PARIS: "Le monde a besoin d'humour", en particulier les États-Unis "divisés", selon l'actrice américaine Jennifer Aniston, qui joue avec son comparse Adam Sandler dans "Murder Mystery 2", une comédie policière légère au casting international qui sort sur Netflix vendredi.

"La comédie a évolué, les films ont changé. Maintenant, c'est un peu délicat parce qu'il faut être très prudent, ce qui rend les choses très difficiles pour les acteurs, parce que la beauté de la comédie, c'est de rire de soi-même, de rire de la vie", a développé l'actrice lors d'une table ronde avec des journalistes à Paris, pour présenter le film.

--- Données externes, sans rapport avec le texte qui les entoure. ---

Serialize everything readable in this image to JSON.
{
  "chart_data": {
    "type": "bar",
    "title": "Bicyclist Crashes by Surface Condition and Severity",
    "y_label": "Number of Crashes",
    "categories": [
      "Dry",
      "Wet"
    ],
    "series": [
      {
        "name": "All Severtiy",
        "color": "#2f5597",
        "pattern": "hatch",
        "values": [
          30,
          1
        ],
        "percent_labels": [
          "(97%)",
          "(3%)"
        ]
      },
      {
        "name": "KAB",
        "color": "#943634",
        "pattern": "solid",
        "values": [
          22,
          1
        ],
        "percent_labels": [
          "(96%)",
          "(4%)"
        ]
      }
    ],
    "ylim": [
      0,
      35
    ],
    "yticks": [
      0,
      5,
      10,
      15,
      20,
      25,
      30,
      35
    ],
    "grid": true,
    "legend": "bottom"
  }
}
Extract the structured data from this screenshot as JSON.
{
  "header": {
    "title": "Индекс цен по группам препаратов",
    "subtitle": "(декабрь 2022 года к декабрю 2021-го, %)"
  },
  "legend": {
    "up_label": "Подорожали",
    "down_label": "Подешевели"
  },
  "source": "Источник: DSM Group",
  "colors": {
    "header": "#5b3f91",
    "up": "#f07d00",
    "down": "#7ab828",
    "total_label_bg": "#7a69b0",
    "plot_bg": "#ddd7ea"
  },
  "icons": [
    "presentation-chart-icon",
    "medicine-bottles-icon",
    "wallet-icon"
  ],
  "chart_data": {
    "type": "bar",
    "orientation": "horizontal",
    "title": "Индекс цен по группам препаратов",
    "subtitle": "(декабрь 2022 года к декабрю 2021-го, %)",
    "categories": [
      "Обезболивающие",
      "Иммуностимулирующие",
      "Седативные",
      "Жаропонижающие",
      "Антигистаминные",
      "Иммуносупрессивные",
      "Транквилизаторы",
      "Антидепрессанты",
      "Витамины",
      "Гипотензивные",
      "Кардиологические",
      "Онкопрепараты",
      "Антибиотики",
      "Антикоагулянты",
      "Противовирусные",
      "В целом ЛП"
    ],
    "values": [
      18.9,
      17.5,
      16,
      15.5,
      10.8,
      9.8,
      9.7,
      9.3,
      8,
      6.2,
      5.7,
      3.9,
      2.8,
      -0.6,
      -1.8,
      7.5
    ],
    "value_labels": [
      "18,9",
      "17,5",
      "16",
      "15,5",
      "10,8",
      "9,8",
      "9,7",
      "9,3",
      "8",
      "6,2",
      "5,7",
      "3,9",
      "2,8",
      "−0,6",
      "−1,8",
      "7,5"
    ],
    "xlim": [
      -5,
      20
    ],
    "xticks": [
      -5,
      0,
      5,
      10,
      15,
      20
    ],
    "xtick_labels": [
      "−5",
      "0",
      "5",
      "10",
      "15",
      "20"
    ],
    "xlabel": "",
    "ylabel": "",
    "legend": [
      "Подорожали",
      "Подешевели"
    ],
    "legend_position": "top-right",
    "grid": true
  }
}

Elle s'est ensuite exclamée: "Le monde a besoin d'humour ! Il ne faut pas se prendre trop au sérieux. Surtout aux Etats-Unis. Tout le monde est beaucoup trop divisé".

Une série télévisée comme "Friends", énorme succès dans les années 1990 qui a lancé la carrière de Jennifer Aniston, ne serait pas possible avec le même scénario aujourd'hui, estime-t-elle.

"Il y a une toute nouvelle génération, des enfants qui regardent maintenant les épisodes de +Friends+ et les trouvent offensants", a-t-elle expliqué, faisant allusion à la tendance "woke".

"Je ne sais pas... tout le monde trouve toujours quelque chose d'offensant" de nos jours, soupire l'actrice. Pourtant, "Friends" abordait aussi des thèmes comme l'homosexualité de manière ouverte et compréhensive, toujours sous le prisme de l'humour.

"Il y avait des choses qui n'étaient pas intentionnelles et d'autres sur lesquelles nous aurions peut-être dû réfléchir davantage", concède Aniston. "Mais il n'y avait pas la même sensibilité qu'aujourd'hui".

Adam Sandler intervient avec une touche humoristique: "Vous savez ce qui a aussi changé dans les comédies ? La garde-robe !"."Tu te souviens quand on commençait à faire des comédies ?", demande-t-il en se tournant vers son amie, rencontrée à l'âge de 14 ans.

"Ils donnaient un petit budget, genre +faites ce que vous pouvez avec ça+. Et maintenant, ils veulent qu'on ait l'air assez extraordinaire. On travaille plus dur là-dessus", ajoute-t-il en riant.

Américains déboussolés

Pour "Murder Mystery 2", Aniston et Sandler ne se contentent pas de s'habiller comme des touristes, ils agissent en Américains déboussolés.

C'est la formule du film: "nous sommes deux poissons hors de l'eau", commente Aniston.

"Murder Mystery", un succès sur Netflix lors de sa sortie en 2019, suivait les aventures d'un inspecteur de police recevant une aide inattendue de son épouse coiffeuse pour résoudre une affaire.

Encouragés par ce coup de chance, dans "Murder Mystery 2", ils ont fondé une agence de détectives qui va de mal en pis. Jusqu'à ce que l'enlèvement d'un ami maharaja millionnaire (l'acteur britannique Adeel Akhtar) leur permette de voyager jusqu'à Paris et de se lancer dans de nouvelles aventures.

Aniston et Sandler peuvent sembler être deux "gringos" désemparés à l'écran, mais aucun détail ne leur a échappé lorsqu'il s'agissait de produire le film, assurent les acteurs français Dany Boon et Mélanie Laurent, également au casting.

"Il y a des auteurs qui bossent le scénario pendant le tournage. Des fois, je recevais du texte à 22h pour le lendemain (...) c'est mieux que d'entendre +on coupe!+", se réjouit Dany Boon, qui incarne un policier français lui aussi un peu désemparé.

"Parfois, quand on tourne avec des acteurs américains iconiques, on a peur d'être déçu. Mais ils sont tellement sympas, c'est un cadeau de travailler avec eux", ajoute Mélanie Laurent.